In my actual, hopefully to be bettered, understanding, a free energy landscape is built by fixing certain internal coordinates and computing the free energy under such constraints.

One should then be able to get information on the system behavior (for example, locating the equilibrium minima).

Let me clarify my doubts with a simple example: a particle in a harmonic well. There are two coordinates of interest: position $x$ (with related potential energy via a constant $\alpha$) and a fictitious internal coordinate $s$ (just for explanatory purposes, let us say the size of the particle): further we assume there is an energy related to the size, also quadratic w.r.t to the latter, via a constant $\gamma$.

For simplicity I completely neglect kinetic energy. So, the partition function for such a system would read

$$ Z = \int_0^{\infty} \int_{-\infty}^{\infty} \exp{[-\beta({\gamma s^2 + \alpha x^2})]} \mathrm{d}x\mathrm{d}s = \frac{1}{2} \sqrt {\frac{\pi}{\beta \alpha}} \sqrt{\frac{\pi}{\beta \gamma}}$$

From which the free energy at equilibrium follows. At equilibrium, both mean $x$ and $s$ will be different from zero.

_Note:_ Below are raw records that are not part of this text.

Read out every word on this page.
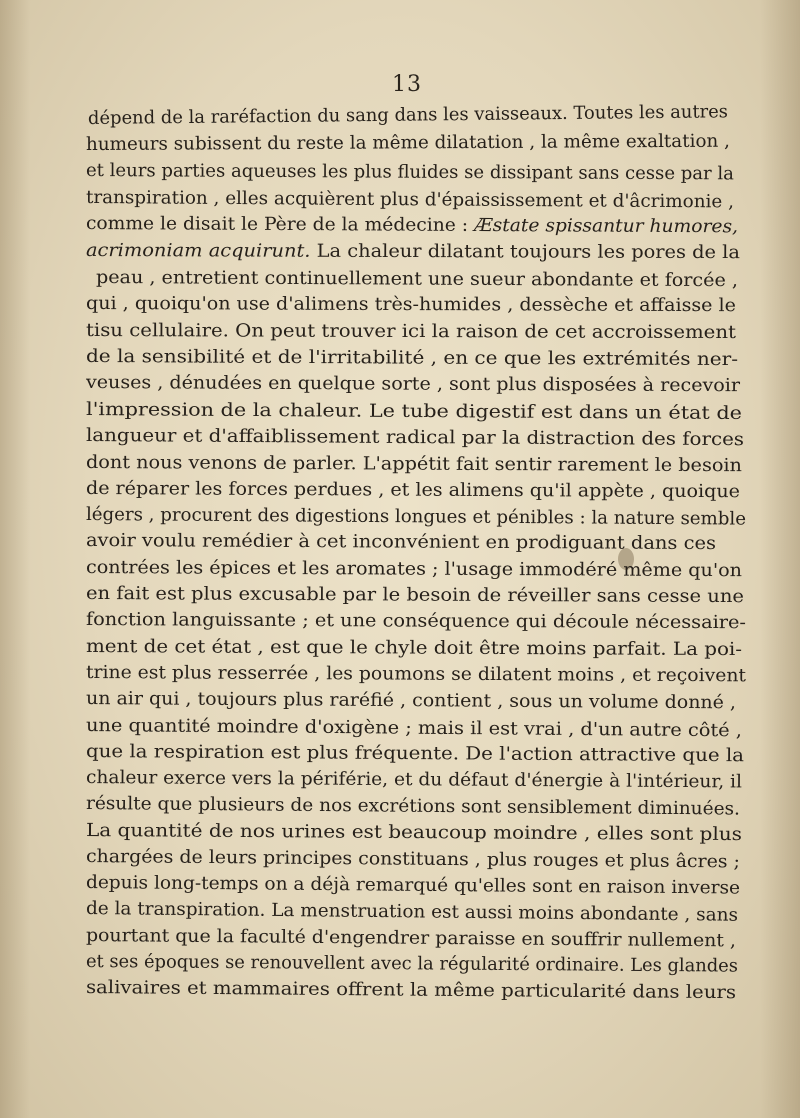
13
dépend de la raréfaction du sang dans les vaisseaux. Toutes les autres
humeurs subissent du reste la même dilatation , la même exaltation ,
et leurs parties aqueuses les plus fluides se dissipant sans cesse par la
transpiration , elles acquièrent plus d'épaississement et d'âcrimonie ,
comme le disait le Père de la médecine : Æstate spissantur humores,
acrimoniam acquirunt. La chaleur dilatant toujours les pores de la
peau , entretient continuellement une sueur abondante et forcée ,
qui , quoiqu'on use d'alimens très-humides , dessèche et affaisse le
tisu cellulaire. On peut trouver ici la raison de cet accroissement
de la sensibilité et de l'irritabilité , en ce que les extrémités ner-
veuses , dénudées en quelque sorte , sont plus disposées à recevoir
l'impression de la chaleur. Le tube digestif est dans un état de
langueur et d'affaiblissement radical par la distraction des forces
dont nous venons de parler. L'appétit fait sentir rarement le besoin
de réparer les forces perdues , et les alimens qu'il appète , quoique
légers , procurent des digestions longues et pénibles : la nature semble
avoir voulu remédier à cet inconvénient en prodiguant dans ces
contrées les épices et les aromates ; l'usage immodéré même qu'on
en fait est plus excusable par le besoin de réveiller sans cesse une
fonction languissante ; et une conséquence qui découle nécessaire-
ment de cet état , est que le chyle doit être moins parfait. La poi-
trine est plus resserrée , les poumons se dilatent moins , et reçoivent
un air qui , toujours plus raréfié , contient , sous un volume donné ,
une quantité moindre d'oxigène ; mais il est vrai , d'un autre côté ,
que la respiration est plus fréquente. De l'action attractive que la
chaleur exerce vers la périférie, et du défaut d'énergie à l'intérieur, il
résulte que plusieurs de nos excrétions sont sensiblement diminuées.
La quantité de nos urines est beaucoup moindre , elles sont plus
chargées de leurs principes constituans , plus rouges et plus âcres ;
depuis long-temps on a déjà remarqué qu'elles sont en raison inverse
de la transpiration. La menstruation est aussi moins abondante , sans
pourtant que la faculté d'engendrer paraisse en souffrir nullement ,
et ses époques se renouvellent avec la régularité ordinaire. Les glandes
salivaires et mammaires offrent la même particularité dans leurs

Now I could be tempted to describe the free energy landscape by fixing the size $s$, and calculate the constrained free energy.

The “constrained” partition function reads $$ \bar{Z} (s) = \exp^{-\beta \gamma s^2} \sqrt {\frac{\pi}{\beta \alpha}} $$

The free energy landscape with respect to $s$ is a decreasing function of $s$, so one would conclude the system will try to minimize the size $s$ (to minimise its free energy), which is not correct.

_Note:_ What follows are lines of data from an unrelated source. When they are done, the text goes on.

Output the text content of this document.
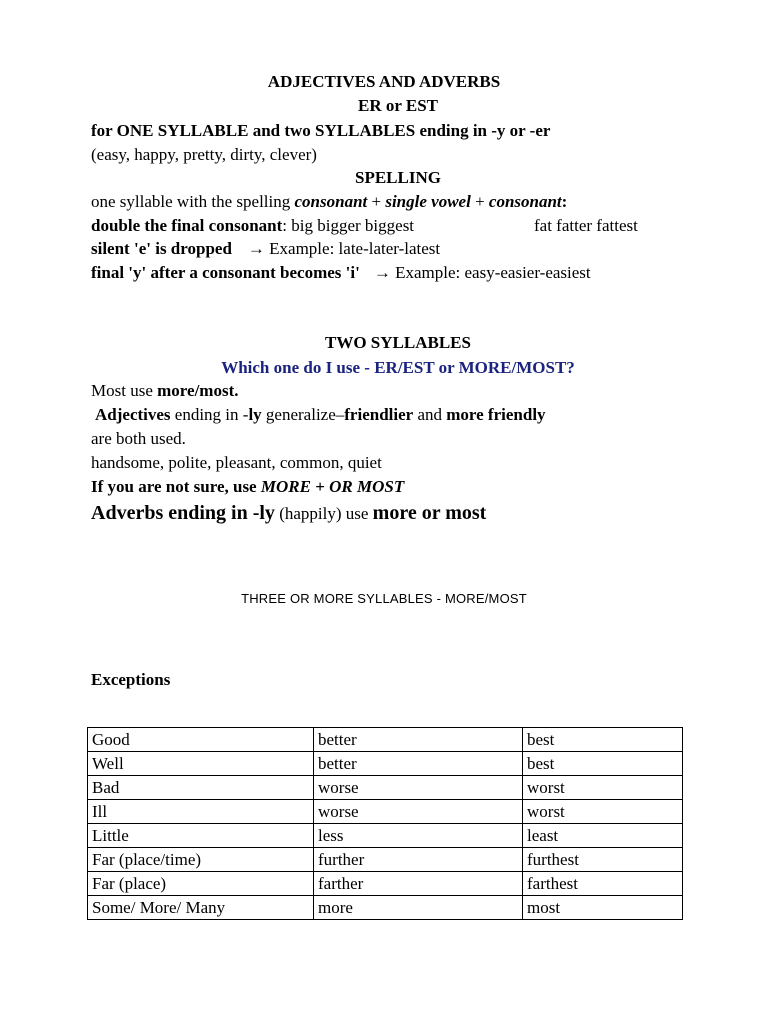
ADJECTIVES AND ADVERBS
ER or EST
for ONE SYLLABLE and two SYLLABLES ending in -y or -er
(easy, happy, pretty, dirty, clever)
SPELLING
one syllable with the spelling consonant + single vowel + consonant:
double the final consonant: big bigger biggest	fat fatter fattest
silent 'e' is dropped → Example: late-later-latest
final 'y' after a consonant becomes 'i' → Example: easy-easier-easiest
TWO SYLLABLES
Which one do I use - ER/EST or MORE/MOST?
Most use more/most.
Adjectives ending in -ly generalize–friendlier and more friendly
are both used.
handsome, polite, pleasant, common, quiet
If you are not sure, use MORE + OR MOST
Adverbs ending in -ly (happily) use more or most
THREE OR MORE SYLLABLES - MORE/MOST
Exceptions
Good	better	best
Well	better	best
Bad	worse	worst
Ill	worse	worst
Little	less	least
Far (place/time)	further	furthest
Far (place)	farther	farthest
Some/ More/ Many	more	most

I must be making quite some confusion between variables that can be constrained and variables for which constraining goes exactly against the meaning of canonical ensemble. Could somebody please help me to understand? Thanks in advance

LATER EDIT As a matter of fact, the more I think about I start to think the overall picture could be saved. Indeed the probability of having a size $s$ is proportional to $ \exp{-\beta \gamma s^2}$ but it is possibly incorrect to state this will result in the system selecting the smallest possible size $s$: indeed is the expected value that should matters. Any further hint would be most welcome.

Answer 1

Here is how to understand the minimization of free energy. In the canonical ensemble $(\beta,V,N)$ there are $\Omega(E,V,N)$ microstates with energy $E$ and each of them has probability $e^{-\beta E}/Q(\beta,V,N)$. The probability to find a microstate with energy $E$ is $$ p(E) = \Omega(E,V,N) \frac{e^{-\beta E}}{Q(\beta,V,N)} $$ Here, $\Omega$ is the microcanonical partition function and $Q$ is the canonical partition function.

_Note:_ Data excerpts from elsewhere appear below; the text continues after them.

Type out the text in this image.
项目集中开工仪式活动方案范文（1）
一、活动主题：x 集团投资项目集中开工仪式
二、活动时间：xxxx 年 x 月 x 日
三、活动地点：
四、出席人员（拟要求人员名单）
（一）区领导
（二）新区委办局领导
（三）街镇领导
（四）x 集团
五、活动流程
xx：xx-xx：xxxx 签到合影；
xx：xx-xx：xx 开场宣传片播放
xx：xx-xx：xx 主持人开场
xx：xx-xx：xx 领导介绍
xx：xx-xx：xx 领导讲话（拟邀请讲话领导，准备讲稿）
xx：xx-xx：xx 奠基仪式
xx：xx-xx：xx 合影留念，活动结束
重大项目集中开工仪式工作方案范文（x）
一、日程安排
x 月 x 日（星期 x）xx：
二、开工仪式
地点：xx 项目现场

The equilibrium state is the most probable state –all other states are fluctuations from equilibrium. Increasing $E$ increases $\Omega$ but decreases $e^{-\beta E}$, which means that the most probable state is not the lowest or largest energy, but somewhere in between . We obtain the exact value by maximizing $\ln p$:

$$ \max_E\Big\{\ln p\Big\} = \max_E\Big\{\ln\Omega -\beta E - \ln Q\Big\} $$

But $\ln\Omega = S/k$, therefore the maximization of $\ln p$ is equivalent to

$$ \max_E\Big\{\ln p\Big\} = \max_E\Big\{\frac{S}{k} -\beta E - \ln Q\Big\} = \max_E\Big\{\frac{T S-E}{kT} - \ln Q\Big\} = \max_E\Big\{\frac{-A}{kT} - \ln Q\Big\} = \min_E\Big\{\frac{A}{kT} + \ln Q\Big\} $$ and finally $$ \boxed{ \max_E\Big\{\ln p\Big\} = \min_E\Big\{\frac{A}{kT} + \ln Q\Big\} } $$

Therefore, the most probable state is the state that maximizes the free energy $A$ ($Q$ is constant in this maximization).

The most probable state is overwhelmingly more probable than all others. This means that $p\to 1$, and the abaove result becomes $$ \boxed{ \ln Q \to -\frac{A}{kT} }$$ which is another important result and relates the partition function to the free energy at equilibrium.

The bottom line is that the system does not go to the minimum energy $E$, as one might assume because the canonical probability increases as $e^{-\beta E}$. We must also take into consideration the number of microstates with energy –that's entropy. Indeed, free energy contains the opposing effects of energy and entropy.